NFIB Jobs Report: Owners report mixed employment conditions

NFIB Jobs Report: Owners report mixed employment conditions

NFIB’s December jobs report found 33 percent (seasonally adjusted) of small business owners reported job openings they could not fill in December, unchanged from November.

Unfilled job openings remain above the historical average of 24 percent. Twenty-eight percent have openings for skilled workers (up 2 points), and 10 percent have openings for unskilled labor (down 2 points).

“The economic climate continues to support the small business labor market,” NFIB Chief Economist Bill Dunkelberg said. “Although employment conditions vary, fewer owners report labor as their biggest challenge while compensation pressures are escalating.”

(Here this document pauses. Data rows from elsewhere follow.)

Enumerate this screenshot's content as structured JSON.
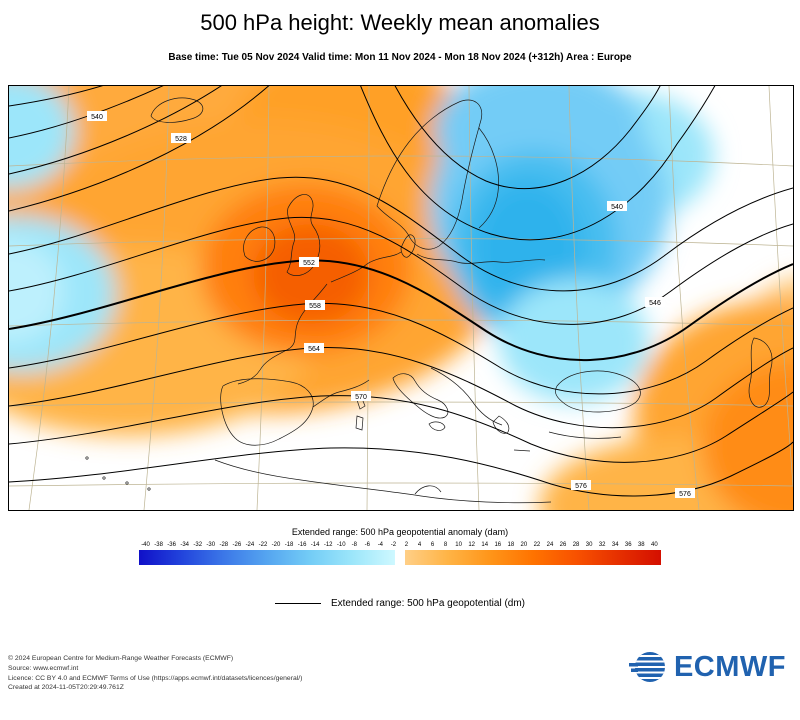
{
  "header": {
    "title": "500 hPa height: Weekly mean anomalies",
    "subtitle": "Base time: Tue 05 Nov 2024 Valid time: Mon 11 Nov 2024 - Mon 18 Nov 2024 (+312h) Area : Europe"
  },
  "map": {
    "contour_labels": [
      "540",
      "528",
      "540",
      "546",
      "552",
      "558",
      "564",
      "570",
      "576",
      "576"
    ]
  },
  "colorbar": {
    "label": "Extended range: 500 hPa geopotential anomaly (dam)",
    "ticks": [
      "-40",
      "-38",
      "-36",
      "-34",
      "-32",
      "-30",
      "-28",
      "-26",
      "-24",
      "-22",
      "-20",
      "-18",
      "-16",
      "-14",
      "-12",
      "-10",
      "-8",
      "-6",
      "-4",
      "-2",
      "2",
      "4",
      "6",
      "8",
      "10",
      "12",
      "14",
      "16",
      "18",
      "20",
      "22",
      "24",
      "26",
      "28",
      "30",
      "32",
      "34",
      "36",
      "38",
      "40"
    ],
    "negative_stops": [
      "#1010c8",
      "#2244dc",
      "#3c78e8",
      "#55a5f0",
      "#73ccf6",
      "#9ce6fa",
      "#cef8ff"
    ],
    "positive_stops": [
      "#ffcf87",
      "#ffb446",
      "#ff9519",
      "#ff7300",
      "#f85200",
      "#e63000",
      "#d40f00"
    ]
  },
  "line_legend": {
    "label": "Extended range: 500 hPa geopotential (dm)"
  },
  "footer": {
    "lines": [
      "© 2024 European Centre for Medium-Range Weather Forecasts (ECMWF)",
      "Source: www.ecmwf.int",
      "Licence: CC BY 4.0 and ECMWF Terms of Use (https://apps.ecmwf.int/datasets/licences/general/)",
      "Created at 2024-11-05T20:29:49.761Z"
    ],
    "logo_text": "ECMWF"
  }
}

“Unfortunately, Colorado small business owners are struggling to fill open positions,” NFIB State Director Michael Smith said before the start of Colorado’s 2026 legislative session. “(State lawmakers) should resist proposals that undermine the Labor Peace Act or create more onerous red tape for employers. These policies only stand to make it more difficult for Main Street Coloradans to operate their businesses and create good-paying jobs.”

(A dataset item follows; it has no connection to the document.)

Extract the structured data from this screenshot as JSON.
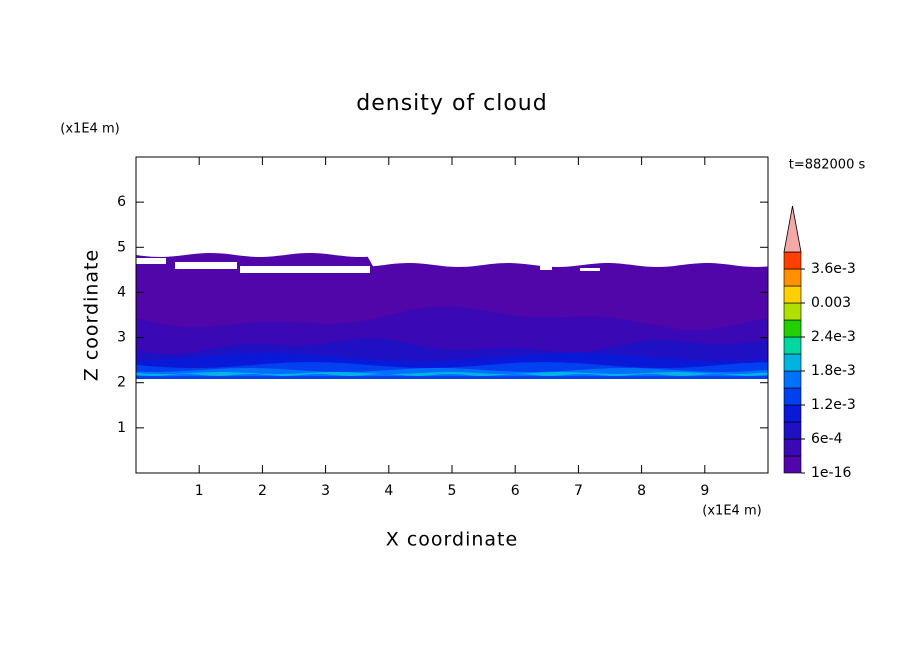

A seasonally adjusted net 17 percent of owners plan to create new jobs in the next three months, down 2 points from November.

Overall, 53 percent of owners reported hiring or trying to hire in December, down 3 points from November. Forty-eight percent of owners (91 percent of those hiring or trying to hire) reported few or no qualified applicants for the positions they were trying to fill (down 2 points). Twenty-five percent reported few qualified applicants (down 5 points), and 23 percent reported none (up 3 points).

In December, 19 percent of small business owners cited labor quality as their single most important problem, down 2 points from November. Labor costs, reported as the single most important problem by small-business owners, rose 1 point to 9 percent.

Seasonally adjusted, a net 31 percent of small business owners reported raising compensation in December, up 5 points from November. A net 24 percent (seasonally adjusted) plan to raise compensation in the next three months, unchanged from November.